Canonical status command
Run from the agent repository on the host:
cd /home/thilke/src/agent
scripts/thilke-agent-status.py --pretty
The script emits JSON and exits non-zero if any required service or endpoint is unhealthy.
Important fields:
ok: aggregate pass/fail.services: systemdis-activeresults.http: service health endpoint responses.iii.telemetry_disabled: verifies iii anonymous telemetry is disabled.iii.in_memory_warning_present: must befalsefor the production-like deployment.iii.config_file_active: verifies iii loaded/etc/iii/iii-config.yaml.storage.runs_count: count of durable run mirrors.latest_runs: recent run mirror metadata.
Smoke mode
Use smoke mode when validating a deploy or debugging the Multica event path:
scripts/thilke-agent-status.py --smoke --pretty
Smoke mode calls scripts/smoke/iii-multica-process-next.sh. It creates a durable plan-issue run through:
Multica bridge -> iii -> thilke-iii-worker -> thilke-agentd plan-issue
It remains write-safe.
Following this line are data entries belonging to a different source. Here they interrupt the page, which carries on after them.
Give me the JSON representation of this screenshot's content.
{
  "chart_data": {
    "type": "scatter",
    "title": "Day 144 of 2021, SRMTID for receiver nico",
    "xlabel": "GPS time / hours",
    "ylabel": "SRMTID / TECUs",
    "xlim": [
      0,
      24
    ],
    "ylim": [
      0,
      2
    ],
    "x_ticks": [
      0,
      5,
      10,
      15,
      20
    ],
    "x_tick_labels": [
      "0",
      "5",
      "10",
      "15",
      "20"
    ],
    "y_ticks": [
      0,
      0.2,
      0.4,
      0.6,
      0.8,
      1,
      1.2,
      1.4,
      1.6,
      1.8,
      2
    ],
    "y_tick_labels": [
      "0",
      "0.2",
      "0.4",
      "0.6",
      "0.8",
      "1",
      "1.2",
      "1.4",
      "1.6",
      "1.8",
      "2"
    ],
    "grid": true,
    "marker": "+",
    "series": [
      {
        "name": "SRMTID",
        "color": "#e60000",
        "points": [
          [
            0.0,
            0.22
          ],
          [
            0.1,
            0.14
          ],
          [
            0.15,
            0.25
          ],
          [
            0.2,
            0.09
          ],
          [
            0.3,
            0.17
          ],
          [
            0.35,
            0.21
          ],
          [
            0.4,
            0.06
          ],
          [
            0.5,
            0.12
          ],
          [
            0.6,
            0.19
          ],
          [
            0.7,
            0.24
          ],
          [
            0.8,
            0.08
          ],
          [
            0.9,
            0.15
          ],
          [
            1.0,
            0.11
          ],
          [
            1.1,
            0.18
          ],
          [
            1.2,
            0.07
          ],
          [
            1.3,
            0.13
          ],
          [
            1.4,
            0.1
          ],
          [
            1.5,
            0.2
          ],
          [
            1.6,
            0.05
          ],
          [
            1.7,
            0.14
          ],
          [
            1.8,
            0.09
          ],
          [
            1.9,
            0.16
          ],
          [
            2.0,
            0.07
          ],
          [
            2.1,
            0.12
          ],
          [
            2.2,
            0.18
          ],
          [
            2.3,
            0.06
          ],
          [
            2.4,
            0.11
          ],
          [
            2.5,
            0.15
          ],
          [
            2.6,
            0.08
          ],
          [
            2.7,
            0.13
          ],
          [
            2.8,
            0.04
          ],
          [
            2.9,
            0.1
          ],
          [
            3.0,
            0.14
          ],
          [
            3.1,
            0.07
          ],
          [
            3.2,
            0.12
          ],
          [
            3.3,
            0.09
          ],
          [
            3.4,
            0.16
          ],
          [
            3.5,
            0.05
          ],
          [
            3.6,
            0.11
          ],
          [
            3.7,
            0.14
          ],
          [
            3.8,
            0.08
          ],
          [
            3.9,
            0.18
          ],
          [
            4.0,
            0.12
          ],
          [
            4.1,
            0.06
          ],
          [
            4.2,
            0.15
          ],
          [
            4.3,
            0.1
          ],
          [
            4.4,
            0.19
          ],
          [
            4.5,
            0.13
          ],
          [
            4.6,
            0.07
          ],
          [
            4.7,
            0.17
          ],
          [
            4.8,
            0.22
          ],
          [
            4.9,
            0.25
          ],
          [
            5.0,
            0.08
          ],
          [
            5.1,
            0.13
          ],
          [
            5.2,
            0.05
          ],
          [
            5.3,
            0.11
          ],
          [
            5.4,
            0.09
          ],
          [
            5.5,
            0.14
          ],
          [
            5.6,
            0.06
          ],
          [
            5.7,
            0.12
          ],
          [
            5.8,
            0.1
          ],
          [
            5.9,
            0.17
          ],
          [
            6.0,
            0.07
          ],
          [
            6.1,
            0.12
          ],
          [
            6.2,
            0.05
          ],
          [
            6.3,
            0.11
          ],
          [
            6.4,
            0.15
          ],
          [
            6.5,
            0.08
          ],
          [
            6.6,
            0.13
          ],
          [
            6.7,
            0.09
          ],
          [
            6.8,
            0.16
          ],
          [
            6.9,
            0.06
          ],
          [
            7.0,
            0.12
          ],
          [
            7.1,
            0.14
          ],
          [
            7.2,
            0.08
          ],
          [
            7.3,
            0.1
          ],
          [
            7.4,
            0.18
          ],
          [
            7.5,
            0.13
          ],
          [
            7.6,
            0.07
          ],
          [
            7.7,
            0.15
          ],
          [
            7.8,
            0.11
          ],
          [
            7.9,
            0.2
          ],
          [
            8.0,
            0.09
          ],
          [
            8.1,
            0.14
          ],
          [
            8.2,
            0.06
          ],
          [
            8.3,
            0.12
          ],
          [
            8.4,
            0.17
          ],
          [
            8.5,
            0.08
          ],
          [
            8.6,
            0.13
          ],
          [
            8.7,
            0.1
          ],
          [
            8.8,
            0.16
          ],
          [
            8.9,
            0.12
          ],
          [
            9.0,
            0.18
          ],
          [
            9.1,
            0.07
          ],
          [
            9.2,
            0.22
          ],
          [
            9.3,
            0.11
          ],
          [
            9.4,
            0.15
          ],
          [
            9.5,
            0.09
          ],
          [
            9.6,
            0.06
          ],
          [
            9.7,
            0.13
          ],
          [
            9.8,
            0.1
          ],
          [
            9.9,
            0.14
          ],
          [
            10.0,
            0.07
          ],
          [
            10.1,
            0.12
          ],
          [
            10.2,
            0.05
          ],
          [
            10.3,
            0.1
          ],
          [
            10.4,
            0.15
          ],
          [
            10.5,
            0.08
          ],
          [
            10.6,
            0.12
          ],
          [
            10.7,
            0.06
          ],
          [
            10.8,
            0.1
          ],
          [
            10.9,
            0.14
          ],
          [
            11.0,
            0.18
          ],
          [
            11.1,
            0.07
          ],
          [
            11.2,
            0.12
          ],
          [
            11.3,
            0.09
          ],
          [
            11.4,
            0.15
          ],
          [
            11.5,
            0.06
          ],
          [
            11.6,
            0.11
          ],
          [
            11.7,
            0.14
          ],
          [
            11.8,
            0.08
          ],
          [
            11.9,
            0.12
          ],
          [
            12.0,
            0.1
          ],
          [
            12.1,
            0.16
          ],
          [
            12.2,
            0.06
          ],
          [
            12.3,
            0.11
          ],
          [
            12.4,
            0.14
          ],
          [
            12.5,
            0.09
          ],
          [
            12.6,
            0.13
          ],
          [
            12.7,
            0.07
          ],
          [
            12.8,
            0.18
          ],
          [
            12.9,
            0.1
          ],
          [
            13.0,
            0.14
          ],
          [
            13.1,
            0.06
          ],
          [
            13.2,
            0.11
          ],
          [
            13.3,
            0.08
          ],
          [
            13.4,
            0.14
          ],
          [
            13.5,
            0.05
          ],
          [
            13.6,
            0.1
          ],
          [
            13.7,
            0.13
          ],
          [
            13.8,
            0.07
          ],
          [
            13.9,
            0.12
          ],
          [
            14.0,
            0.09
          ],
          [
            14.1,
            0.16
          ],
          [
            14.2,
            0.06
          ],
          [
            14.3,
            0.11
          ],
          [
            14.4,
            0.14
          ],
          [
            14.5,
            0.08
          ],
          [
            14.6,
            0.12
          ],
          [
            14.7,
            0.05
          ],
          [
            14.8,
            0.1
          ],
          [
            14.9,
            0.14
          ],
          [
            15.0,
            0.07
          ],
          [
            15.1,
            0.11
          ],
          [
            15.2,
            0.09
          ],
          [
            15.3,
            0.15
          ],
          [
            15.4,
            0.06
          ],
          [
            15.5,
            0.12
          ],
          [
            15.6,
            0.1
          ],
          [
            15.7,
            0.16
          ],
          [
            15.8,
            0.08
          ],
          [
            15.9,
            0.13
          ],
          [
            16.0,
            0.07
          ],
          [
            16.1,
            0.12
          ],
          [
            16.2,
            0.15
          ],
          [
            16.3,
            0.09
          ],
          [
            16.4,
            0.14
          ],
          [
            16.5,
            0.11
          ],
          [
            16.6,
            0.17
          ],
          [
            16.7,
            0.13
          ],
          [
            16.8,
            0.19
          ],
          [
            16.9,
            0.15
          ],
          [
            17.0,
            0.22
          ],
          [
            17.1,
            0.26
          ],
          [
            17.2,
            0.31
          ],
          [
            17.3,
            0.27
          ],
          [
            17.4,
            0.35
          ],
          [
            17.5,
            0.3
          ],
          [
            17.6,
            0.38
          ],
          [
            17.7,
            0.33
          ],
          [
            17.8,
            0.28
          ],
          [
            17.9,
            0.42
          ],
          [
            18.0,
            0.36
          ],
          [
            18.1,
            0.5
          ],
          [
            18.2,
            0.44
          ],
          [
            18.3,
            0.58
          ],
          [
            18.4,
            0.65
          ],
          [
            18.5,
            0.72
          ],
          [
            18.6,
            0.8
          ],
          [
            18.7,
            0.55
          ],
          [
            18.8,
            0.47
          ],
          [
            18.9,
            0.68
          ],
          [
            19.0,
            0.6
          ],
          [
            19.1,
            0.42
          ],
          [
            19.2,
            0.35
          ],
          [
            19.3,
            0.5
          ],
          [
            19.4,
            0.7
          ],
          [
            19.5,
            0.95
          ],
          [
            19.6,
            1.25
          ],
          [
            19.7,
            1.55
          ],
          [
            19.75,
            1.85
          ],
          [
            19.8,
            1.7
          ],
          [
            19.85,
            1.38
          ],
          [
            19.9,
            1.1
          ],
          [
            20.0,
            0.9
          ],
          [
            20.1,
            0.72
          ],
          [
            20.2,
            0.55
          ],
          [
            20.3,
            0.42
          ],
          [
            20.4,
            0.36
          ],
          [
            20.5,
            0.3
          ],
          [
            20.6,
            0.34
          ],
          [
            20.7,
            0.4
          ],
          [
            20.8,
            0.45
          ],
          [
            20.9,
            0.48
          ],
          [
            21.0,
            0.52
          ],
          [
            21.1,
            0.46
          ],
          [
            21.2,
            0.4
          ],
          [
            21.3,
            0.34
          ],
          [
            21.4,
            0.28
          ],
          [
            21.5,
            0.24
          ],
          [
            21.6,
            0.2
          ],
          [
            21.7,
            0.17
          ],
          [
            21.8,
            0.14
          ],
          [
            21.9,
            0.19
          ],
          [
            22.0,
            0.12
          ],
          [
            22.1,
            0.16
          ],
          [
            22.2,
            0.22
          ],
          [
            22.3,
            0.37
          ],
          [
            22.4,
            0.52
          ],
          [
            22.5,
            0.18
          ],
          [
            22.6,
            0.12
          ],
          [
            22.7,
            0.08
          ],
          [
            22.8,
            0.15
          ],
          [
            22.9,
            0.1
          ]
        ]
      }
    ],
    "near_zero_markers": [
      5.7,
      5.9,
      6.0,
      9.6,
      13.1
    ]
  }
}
It performs planning only and does not mutate repositories.
Expected smoke marker:
III_MULTICA_PROCESS_NEXT_OK <run-id>
Direct service checks
systemctl is-active \
thilke-agentd \
thilke-codex-gateway \
thilke-pathway-context \
thilke-multica-bridge \
thilke-iii \
thilke-iii-worker
curl -fsS http://127.0.0.1:7817/healthz
curl -fsS http://127.0.0.1:8092/healthz
curl -fsS http://127.0.0.1:8090/healthz
curl -fsS http://127.0.0.1:8093/healthz
Log inspection
docker logs --tail 120 thilke-iii
journalctl -u thilke-iii-worker -n 120 --no-pager
journalctl -u thilke-agentd -n 120 --no-pager
journalctl -u thilke-multica-bridge -n 120 --no-pager
Next monitoring work
- Export the JSON status through a local authenticated endpoint.
- Add a scheduled status mirror into Multica for display-only dashboards.
- Add Prometheus counters for run duration, status, model tier, approval latency, smoke results, and path (
iiiversus direct fallback). - Add iii trace and metric retrieval to the status script once the deployed engine API shape is stable.